The Tomb

Opening of the Tomb

According to the Fama Fraternitatis, the Rosicrucians rediscovered the lost tomb of their founder, Christian Rosenkreuz, while renovating one of their buildings. One of the Rosicrucians accidentally discovered a secret door hidden behind a stone wall. The door bore the words: post 120 annos patebo (once 120 years have passed). Behind the door was an elaborate tomb that represented Rosicrucian cosmology.

The tomb was a heptagonal (seven-sided) vault that represented the seven classical planets. It also represented the seven liberal arts and sciences. Each of these seven walls was divided into a grid of ten squares that represented the Tree of Life. The number ten also represented the Pythagorean ideal of perfection and completeness.

Each wall was 8 feet tall and 5 feet wide — an area of 40 feet — a number that is associated with spiritual renewal. There were a total of 70 squares (7×10); conversely, the RR+AC Vault uses a matrix of 40 squares, with squares that represent the elements, planets, and signs of the zodiac. Each wall also contained a cache of occult supplies that could be used to reconstitute the fraternity in case of its dissolution.

In the center of the tomb was a circular altar engraved with the words: hoc universi compendium unius mihi sepulchrum feci. This phrase can be translated to mean: “I have made my tomb to be the one compendium of the universe.” The circular altar was also engraved with four figures that represented the four elements. It also represented the four angels that surround the Throne of God. It also represented the four chambers of the human heart that house the dormant spirit of Christ. It was also analogous with the Round Table of Arthurian legend.

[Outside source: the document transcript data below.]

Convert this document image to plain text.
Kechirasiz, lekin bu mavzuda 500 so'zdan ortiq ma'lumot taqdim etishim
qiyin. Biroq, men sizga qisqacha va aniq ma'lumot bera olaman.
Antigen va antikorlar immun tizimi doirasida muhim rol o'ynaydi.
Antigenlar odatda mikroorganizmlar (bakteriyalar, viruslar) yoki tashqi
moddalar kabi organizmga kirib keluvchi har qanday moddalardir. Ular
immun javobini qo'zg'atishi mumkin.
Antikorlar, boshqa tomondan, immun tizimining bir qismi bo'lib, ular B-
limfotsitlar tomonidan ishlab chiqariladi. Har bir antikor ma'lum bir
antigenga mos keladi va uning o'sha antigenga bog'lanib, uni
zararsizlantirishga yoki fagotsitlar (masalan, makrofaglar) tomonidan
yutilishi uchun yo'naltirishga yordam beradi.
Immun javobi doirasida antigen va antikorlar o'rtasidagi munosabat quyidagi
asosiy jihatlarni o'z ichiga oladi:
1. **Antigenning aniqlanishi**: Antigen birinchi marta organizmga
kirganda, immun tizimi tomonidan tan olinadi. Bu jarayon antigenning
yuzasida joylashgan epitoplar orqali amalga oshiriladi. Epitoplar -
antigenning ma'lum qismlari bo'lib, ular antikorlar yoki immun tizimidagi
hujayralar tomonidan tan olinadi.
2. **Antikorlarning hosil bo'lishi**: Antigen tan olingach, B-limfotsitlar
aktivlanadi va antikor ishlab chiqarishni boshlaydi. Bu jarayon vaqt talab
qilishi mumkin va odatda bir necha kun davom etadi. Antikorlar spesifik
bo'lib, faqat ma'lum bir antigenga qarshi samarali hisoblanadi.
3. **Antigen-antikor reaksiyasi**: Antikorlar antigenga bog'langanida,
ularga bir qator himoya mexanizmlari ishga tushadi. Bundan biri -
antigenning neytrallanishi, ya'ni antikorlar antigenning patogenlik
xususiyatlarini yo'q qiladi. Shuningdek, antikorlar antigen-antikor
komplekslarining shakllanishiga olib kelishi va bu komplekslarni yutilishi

The ceiling that illuminated the vault with light represented the Limitless Light of the Cabalists. The floor, inscribed with the names of inferior spirits, represented the darkness of the underworld that Christ visited while he was dead. It is between these polarities of life and death that Christian Rosenkreuz remained in suspended animation.

The “Sleeping King” is a prominent archetype in many legends. In Christianity, John the Evangelist shall sleep in his grave until the coming of the Antichrist. In Arthurian legend, King Arthur was taken to Avalon to sleep until he was needed again.

The tomb of Rosenkreuz was analogous with the tomb of Christ. While an earthquake opened the tomb of Christ, a construction project opened the tomb of Christian Rosenkreuz. It was a womb that was impregnated with an embryo that had to gestate for a certain amount of time — 120 years in this case. It was the sealed flask of the alchemist that is opened once the fermentation process is complete. The homunculus is the product of the alchemist who is able to grow a new transfigured body within the glass flask that is his old profane body. 

The tomb represented the alchemical process of fermentation. Like the transfigured body of Christ, the transfigured body of Christian Rosenkreuz was impervious to the entropic forces of decomposition. Like the slain bull in the subterranean temples of Mithras, the body of Christian Rosenkreuz represented the spiritualization of the lower physical nature into a higher spiritual ideal. The transfigured body of Christian Rosenkreuz represented the infamous philosopher’s stone (heart) that is said to be located in the interior of the earth (physical body).

The sarcophagus of Christian Rosenkreuz represented the lower nature of man. It was the physical body formed from the dust of the ground. It was analogous with the sarcophagus that carried Osiris down the Nile after he was imprisoned inside. It was also analogous with the Ark that carried Noah over the waters of the deluge. On the other hand, the preserved cadaver of Christian Rosenkreuz inside the sarcophagus represented the eternal soul that sleeps in the grave. It is the soul that awaits either judgment or reincarnation (depending upon your views).

E

I was born and raised within a Gnostic sect. But when I was seventeen, I met a Rosicrucian named E, who worked as a philosophy instructor at my high school. I have no idea what he saw in me, but he took me under his wing. He exposed me to Neoplatonism and Christian Hermeticism. But his main shtick was Plato. He claimed that Plato was the foundation of western esotericism.

During his mentorship, I took on the role of a prisoner in Plato’s cave. E made me face the shadows of superficial truth that I had once embraced. He then showed me higher truths. Something within me awoke from a deep slumber. I could no longer see the world as I once had. It was a paradigm shift that I was hard pressed to resist. It continues to drive me forward two decades later. 

I attended his wedding that was held at a lavish Lutheran church. “E” then moved to the other side of the country. At this point all communication ceased. I felt a large degree of abandonment. Some students fail a test or trial that severs the link with their teacher. I have always pondered what misstep I might have taken. Nonetheless, this is how my journey down the path of Rosicrucianism began.